For nearly everyone at this historic meeting, it was the first time that they had seen any plans for a maintenance depot for a tram from Peckham to Camden. Very few people at the meeting were aware of the depot proposal at all, let alone its enormous scale and impact on the Town Centre. Local ward Cllr Andy Simmons said they had not been told of the extent of Transport for London (TfL) depot plans, and too much was going on behind closed doors.
While some members of the public seemed receptive to the idea of connecting Peckham to Camden with a tram, they were surprised and concerned to hear that a very large, noisy engineering depot and marshalling yard, to repair and maintain the trams and work on them overnight, might be located in the heart of Peckham Town Centre. This would displace around 600 local jobs and 40 businesses, some 60 local artists, an entire row of Rye Lane shops, 9 established churches, and 40 brand new affordable homes.
Peckham is not the only location considered for the tram depot, nor was it the original preferred location. Yet no adequate public consultation appears to have happened in relation to Peckham or any of the 28 other sites examined. Nor, it seems, has there been an examination of the true impact and the economic, commercial, traffic and social costs of a tram depot in Peckham Town Centre.
There was overwhelming concern at the lack of information that has been made available by TfL and Southwark Council, and at being seemingly presented with a fait accompli. There were repeated requests for release of information now before the formal consultation period.

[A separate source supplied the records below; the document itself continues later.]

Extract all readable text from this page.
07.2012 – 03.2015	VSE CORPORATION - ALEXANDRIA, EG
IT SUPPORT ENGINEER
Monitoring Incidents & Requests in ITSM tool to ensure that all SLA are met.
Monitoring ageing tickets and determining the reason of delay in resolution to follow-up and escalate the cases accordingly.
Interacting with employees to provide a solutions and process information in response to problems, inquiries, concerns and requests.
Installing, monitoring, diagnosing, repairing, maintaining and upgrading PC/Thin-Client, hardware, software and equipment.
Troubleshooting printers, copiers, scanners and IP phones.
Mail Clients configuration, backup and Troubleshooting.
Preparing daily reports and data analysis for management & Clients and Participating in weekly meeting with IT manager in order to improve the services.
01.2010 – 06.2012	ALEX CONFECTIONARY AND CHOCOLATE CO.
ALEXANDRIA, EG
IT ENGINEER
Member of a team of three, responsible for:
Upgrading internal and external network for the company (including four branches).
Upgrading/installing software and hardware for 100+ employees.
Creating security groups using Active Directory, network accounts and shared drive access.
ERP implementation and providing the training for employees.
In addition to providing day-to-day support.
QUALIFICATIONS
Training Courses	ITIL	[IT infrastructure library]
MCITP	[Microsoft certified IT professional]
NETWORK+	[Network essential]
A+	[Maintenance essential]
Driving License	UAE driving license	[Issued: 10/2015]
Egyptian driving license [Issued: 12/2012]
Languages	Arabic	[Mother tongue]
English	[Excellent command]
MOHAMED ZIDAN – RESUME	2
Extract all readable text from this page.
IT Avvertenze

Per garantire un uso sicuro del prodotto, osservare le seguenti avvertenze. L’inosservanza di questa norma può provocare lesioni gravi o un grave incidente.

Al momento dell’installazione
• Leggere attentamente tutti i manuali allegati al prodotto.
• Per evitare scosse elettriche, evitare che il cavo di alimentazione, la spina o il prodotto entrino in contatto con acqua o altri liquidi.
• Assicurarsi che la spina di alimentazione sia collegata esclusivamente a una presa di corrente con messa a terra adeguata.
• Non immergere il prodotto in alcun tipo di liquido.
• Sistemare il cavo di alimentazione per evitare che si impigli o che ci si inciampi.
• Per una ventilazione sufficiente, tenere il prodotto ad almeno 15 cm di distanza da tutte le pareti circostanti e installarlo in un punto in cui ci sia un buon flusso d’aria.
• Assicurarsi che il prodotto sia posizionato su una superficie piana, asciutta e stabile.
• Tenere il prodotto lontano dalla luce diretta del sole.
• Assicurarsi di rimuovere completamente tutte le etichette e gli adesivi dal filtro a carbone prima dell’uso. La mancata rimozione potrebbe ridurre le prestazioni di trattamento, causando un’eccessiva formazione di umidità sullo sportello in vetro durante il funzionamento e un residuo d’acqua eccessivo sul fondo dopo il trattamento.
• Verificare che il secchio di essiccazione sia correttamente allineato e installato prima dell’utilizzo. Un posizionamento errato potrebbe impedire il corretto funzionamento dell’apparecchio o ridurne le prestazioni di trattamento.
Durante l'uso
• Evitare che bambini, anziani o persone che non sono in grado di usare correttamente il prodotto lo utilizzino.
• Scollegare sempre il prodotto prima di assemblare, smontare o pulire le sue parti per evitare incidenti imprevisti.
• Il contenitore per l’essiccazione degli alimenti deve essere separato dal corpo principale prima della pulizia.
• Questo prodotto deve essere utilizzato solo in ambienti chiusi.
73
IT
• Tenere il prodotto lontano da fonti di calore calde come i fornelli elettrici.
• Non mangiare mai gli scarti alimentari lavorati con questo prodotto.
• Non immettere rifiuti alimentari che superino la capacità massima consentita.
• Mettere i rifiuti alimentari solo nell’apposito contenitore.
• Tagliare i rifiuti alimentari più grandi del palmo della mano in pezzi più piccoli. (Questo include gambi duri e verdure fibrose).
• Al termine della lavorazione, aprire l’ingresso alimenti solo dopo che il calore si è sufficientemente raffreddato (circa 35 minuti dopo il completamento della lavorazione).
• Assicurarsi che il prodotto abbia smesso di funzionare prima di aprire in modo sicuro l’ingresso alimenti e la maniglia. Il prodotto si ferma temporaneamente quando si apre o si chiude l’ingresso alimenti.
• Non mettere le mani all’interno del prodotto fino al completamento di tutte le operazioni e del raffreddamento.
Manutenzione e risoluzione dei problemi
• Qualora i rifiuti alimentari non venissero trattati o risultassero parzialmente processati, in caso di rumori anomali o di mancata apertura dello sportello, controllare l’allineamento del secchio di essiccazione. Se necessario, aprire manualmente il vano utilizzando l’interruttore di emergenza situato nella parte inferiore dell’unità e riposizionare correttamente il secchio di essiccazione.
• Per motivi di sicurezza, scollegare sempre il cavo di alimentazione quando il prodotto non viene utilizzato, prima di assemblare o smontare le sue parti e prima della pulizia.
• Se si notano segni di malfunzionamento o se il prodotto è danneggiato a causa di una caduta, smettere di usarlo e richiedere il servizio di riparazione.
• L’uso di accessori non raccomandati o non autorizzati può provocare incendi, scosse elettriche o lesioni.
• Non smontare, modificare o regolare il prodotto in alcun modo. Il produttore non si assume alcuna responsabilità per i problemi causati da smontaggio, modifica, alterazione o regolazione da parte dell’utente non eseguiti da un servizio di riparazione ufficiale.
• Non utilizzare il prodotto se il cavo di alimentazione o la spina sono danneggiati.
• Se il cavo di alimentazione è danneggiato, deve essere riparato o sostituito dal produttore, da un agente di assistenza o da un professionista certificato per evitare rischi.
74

The adverse consequences for businesses, jobs, homes, traffic, planning blight, shopping and historic buildings need to be discussed now by people who live and work in Peckham. Only then will local people and the Council be able to have an informed discussion about the future of Peckham.
1. Plan of the tram depot. 2. Photos of the meeting (sent by separate email)
Peckham Vision: email@example.com
Notes for Editors
- The tram depot idea appeared in March 2004 in the draft UDP (Unitary Development Plan) apparently as potential mixed use combining a depot with new businesses, shops, housing, leisure and community facilities. The information secured by objectors, under the Freedom of Information Act in the course of the UDP public Inquiry in 2005, instead shows the very large site occupied only by a tram depot and a row of small shallow shops on Rye Lane the prime shopping street.
- The comparison of several possible locations for the depot implies that the Peckham site is mostly derelict with little significant activity on it. This is far from the case. In fact it is a thriving industrial park (CIP) providing a flexible and adaptable space for a variety of small businesses and community uses, a new social housing development of 40 flats just nearing completion (owned by Wandle Housing Association), and two large commercial buildings on the Rye Lane/Bournemouth Road frontage which have been refused planning permission for redevelopment, conversion and rehabilitation for shops and over 60 flats (owned by MacNiven & Cameron).
- An artists community of some 60 artists has established itself on the site and last October launched an art gallery with a month long exhibition as ‘Ruthless Peckham’. The success of this has led to the second exhibition running for a month from 19 January. This use of the site illustrates its potential for contributing to the recognised emergence of Peckham as a south London hub for creative entrepreneurs. The Peckham Society has a 30 year record of championing developments which celebrate and encourage the new alongside preservation of Peckham’s extensive historic heritage. Peckham Vision is a consortium of local residents, artists and businesses, who have come together to promote awareness of the issues.